Hint: For solving the given equation $-2{{x}^{2}}-7x+4=0$ using completing the square method, we first have to make the coefficient of ${{x}^{2}}$ equal to one. Since the coefficient of ${{x}^{2}}$ is equal to $-2$ we need to divide the given equation by $-2$ so as to obtain the quadratic equation ${{x}^{2}}+\dfrac{7}{2}x-2=0$. Then we have to multiply and divide the middle term by $2$ to get \[{{x}^{2}}+2x\left( \dfrac{7}{4} \right)-2=0\]. And then we have to ${{\left( \dfrac{7}{4} \right)}^{2}}$ on both the sides of the equation to obtain \[{{x}^{2}}+2x\left( \dfrac{7}{4} \right)+{{\left( \dfrac{7}{4} \right)}^{2}}-2={{\left( \dfrac{7}{4} \right)}^{2}}\]. Finally, with the help of the algebraic identity ${{\left( a+b \right)}^{2}}={{a}^{2}}+2ab+{{b}^{2}}$ we can contract the term \[{{x}^{2}}+2x\left( \dfrac{7}{4} \right)+{{\left( \dfrac{7}{4} \right)}^{2}}\] as ${{\left( x+\dfrac{7}{4} \right)}^{2}}$ so that the equation can be solved by using basic algebraic operations.
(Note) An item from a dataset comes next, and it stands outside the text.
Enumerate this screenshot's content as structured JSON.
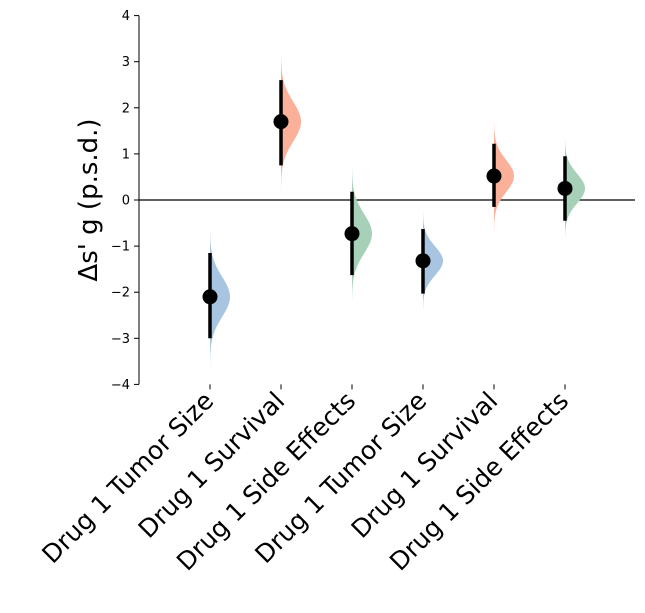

Complete step by step solution:
The equation is given as
$\Rightarrow -2{{x}^{2}}-7x+4=0$
For using the completing the square method, we first need to make the coefficient of ${{x}^{2}}$ equal to one. So we divide both the sides by $-2$ to get
$\begin{align}
  & \Rightarrow \dfrac{1}{-2}\left( -2{{x}^{2}}-7x+4 \right)=\dfrac{0}{-2} \\
 & \Rightarrow {{x}^{2}}+\dfrac{7}{2}x-2=0 \\
\end{align}$
Now, we multiply and divide the middle term by $2$ to get
$\begin{align}
  & \Rightarrow {{x}^{2}}+2\times \dfrac{7}{2\times 2}x-2=0 \\
 & \Rightarrow {{x}^{2}}+2\times \dfrac{7}{4}x-2=0 \\
 & \Rightarrow {{x}^{2}}+2x\left( \dfrac{7}{4} \right)-2=0 \\
\end{align}$
Adding ${{\left( \dfrac{7}{4} \right)}^{2}}$ both the sides, we get
\[\Rightarrow {{x}^{2}}+2x\left( \dfrac{7}{4} \right)+{{\left( \dfrac{7}{4} \right)}^{2}}-2={{\left( \dfrac{7}{4} \right)}^{2}}\]
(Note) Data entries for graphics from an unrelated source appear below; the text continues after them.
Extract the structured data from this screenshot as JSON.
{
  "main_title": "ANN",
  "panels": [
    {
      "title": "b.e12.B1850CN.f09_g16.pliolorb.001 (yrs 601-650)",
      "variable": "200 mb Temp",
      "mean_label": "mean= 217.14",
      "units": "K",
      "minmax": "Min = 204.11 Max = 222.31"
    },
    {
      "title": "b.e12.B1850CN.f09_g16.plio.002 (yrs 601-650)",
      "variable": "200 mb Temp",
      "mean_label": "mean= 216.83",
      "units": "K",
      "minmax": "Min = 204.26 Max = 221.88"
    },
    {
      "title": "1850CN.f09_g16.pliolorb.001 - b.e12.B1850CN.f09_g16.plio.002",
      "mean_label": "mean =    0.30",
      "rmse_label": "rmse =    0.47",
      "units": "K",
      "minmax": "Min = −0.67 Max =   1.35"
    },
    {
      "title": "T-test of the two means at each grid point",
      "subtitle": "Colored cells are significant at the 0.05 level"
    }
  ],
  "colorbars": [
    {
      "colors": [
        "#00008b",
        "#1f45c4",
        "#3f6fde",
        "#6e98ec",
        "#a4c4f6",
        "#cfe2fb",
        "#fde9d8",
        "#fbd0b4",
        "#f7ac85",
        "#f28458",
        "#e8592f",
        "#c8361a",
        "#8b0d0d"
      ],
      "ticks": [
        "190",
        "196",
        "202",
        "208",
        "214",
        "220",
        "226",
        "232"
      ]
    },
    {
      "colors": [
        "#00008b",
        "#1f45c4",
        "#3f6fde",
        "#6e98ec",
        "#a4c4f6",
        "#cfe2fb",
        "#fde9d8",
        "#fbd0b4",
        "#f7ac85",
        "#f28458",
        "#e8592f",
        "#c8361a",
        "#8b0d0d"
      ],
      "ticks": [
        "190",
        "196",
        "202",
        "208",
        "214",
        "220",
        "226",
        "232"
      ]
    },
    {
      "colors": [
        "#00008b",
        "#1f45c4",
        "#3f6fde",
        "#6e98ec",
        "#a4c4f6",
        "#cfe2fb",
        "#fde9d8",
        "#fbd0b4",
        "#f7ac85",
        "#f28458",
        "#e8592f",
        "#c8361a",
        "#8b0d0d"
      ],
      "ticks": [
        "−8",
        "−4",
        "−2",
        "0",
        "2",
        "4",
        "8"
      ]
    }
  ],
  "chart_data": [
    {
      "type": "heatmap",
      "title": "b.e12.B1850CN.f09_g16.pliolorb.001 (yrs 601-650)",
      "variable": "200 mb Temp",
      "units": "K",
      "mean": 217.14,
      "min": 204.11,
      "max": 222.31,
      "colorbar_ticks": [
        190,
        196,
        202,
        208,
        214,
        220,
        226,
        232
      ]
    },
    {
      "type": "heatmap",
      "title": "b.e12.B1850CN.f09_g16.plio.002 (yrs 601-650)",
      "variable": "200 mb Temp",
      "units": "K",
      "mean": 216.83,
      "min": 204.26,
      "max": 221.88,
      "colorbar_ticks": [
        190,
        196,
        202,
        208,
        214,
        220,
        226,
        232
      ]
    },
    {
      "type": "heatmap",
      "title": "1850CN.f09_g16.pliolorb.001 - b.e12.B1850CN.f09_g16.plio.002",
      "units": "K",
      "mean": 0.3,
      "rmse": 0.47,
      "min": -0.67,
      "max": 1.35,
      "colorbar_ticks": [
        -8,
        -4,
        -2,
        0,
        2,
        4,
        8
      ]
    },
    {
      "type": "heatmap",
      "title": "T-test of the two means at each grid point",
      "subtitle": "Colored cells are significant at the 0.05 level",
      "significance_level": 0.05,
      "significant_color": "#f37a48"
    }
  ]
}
Now, from the algebraic identity ${{\left( a+b \right)}^{2}}={{a}^{2}}+2ab+{{b}^{2}}$ we can write the above equation as
\[\Rightarrow {{\left( x+\dfrac{7}{4} \right)}^{2}}-2={{\left( \dfrac{7}{4} \right)}^{2}}\]
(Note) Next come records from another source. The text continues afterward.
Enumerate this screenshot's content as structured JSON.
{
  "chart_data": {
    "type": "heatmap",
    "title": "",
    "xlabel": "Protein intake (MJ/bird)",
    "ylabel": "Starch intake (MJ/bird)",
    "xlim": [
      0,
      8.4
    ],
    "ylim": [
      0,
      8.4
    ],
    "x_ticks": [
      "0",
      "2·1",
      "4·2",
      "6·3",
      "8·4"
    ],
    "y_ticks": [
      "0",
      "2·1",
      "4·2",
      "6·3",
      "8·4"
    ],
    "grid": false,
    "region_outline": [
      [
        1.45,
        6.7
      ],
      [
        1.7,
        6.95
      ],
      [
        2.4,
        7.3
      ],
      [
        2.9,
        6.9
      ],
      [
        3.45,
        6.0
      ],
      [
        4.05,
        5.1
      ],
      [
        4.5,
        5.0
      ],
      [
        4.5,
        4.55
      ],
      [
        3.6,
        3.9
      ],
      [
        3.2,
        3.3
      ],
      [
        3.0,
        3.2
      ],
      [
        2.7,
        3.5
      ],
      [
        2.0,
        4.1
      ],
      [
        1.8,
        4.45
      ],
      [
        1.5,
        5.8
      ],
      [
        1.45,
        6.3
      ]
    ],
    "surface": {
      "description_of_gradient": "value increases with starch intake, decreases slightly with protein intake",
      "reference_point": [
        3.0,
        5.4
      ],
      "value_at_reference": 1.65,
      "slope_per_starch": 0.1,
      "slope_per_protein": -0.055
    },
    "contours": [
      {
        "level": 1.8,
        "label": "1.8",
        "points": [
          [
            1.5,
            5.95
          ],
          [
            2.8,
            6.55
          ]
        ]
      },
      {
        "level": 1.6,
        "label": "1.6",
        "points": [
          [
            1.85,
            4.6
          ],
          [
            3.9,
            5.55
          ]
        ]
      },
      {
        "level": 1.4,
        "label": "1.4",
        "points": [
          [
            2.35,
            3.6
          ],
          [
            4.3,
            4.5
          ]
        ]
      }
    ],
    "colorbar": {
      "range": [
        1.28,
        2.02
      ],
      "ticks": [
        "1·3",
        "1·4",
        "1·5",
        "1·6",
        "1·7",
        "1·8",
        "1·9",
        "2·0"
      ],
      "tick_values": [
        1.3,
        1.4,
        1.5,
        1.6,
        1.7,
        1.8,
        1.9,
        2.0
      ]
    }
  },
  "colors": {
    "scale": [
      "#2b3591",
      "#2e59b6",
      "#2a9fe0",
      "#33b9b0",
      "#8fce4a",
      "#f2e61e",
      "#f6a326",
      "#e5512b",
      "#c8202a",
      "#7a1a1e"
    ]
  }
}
Adding $2$ both the sides, we get
\[\begin{align}
  & \Rightarrow {{\left( x+\dfrac{7}{4} \right)}^{2}}-2+2={{\left( \dfrac{7}{4} \right)}^{2}}+2 \\
 & \Rightarrow {{\left( x+\dfrac{7}{4} \right)}^{2}}={{\left( \dfrac{7}{4} \right)}^{2}}+2 \\
 & \Rightarrow {{\left( x+\dfrac{7}{4} \right)}^{2}}=\dfrac{49}{16}+2 \\
 & \Rightarrow {{\left( x+\dfrac{7}{4} \right)}^{2}}=\dfrac{81}{16} \\
\end{align}\]
Subtracting \[\dfrac{81}{16}\] from both sides
$\begin{align}
  & \Rightarrow {{\left( x+\dfrac{7}{4} \right)}^{2}}-\dfrac{81}{16}=0 \\
 & \Rightarrow {{\left( x+\dfrac{7}{4} \right)}^{2}}-{{\left( \dfrac{9}{4} \right)}^{2}}=0 \\
\end{align}$
Now, we know that ${{a}^{2}}-{{b}^{2}}=\left( a+b \right)\left( a-b \right)$. So the above equation can be written as
\[\begin{align}
  & \Rightarrow \left( x+\dfrac{7}{4}+\dfrac{9}{4} \right)\left( x+\dfrac{7}{4}-\dfrac{9}{4} \right)=0 \\
 & \Rightarrow \left( x+\dfrac{16}{4} \right)\left( x+\dfrac{2}{4} \right)=0 \\
 & \Rightarrow \left( x+4 \right)\left( x+\dfrac{1}{2} \right)=0 \\
 & \Rightarrow x=-4,x=-\dfrac{1}{2} \\
\end{align}\]

Note: Do not forget to make the coefficient of ${{x}^{2}}$ equal to one before beginning with the completing the square method. Otherwise the terms will become very much complicated when you will use the identity ${{\left( a+b \right)}^{2}}={{a}^{2}}+2ab+{{b}^{2}}$ and the chances of mistakes will increase due to the increased calculations.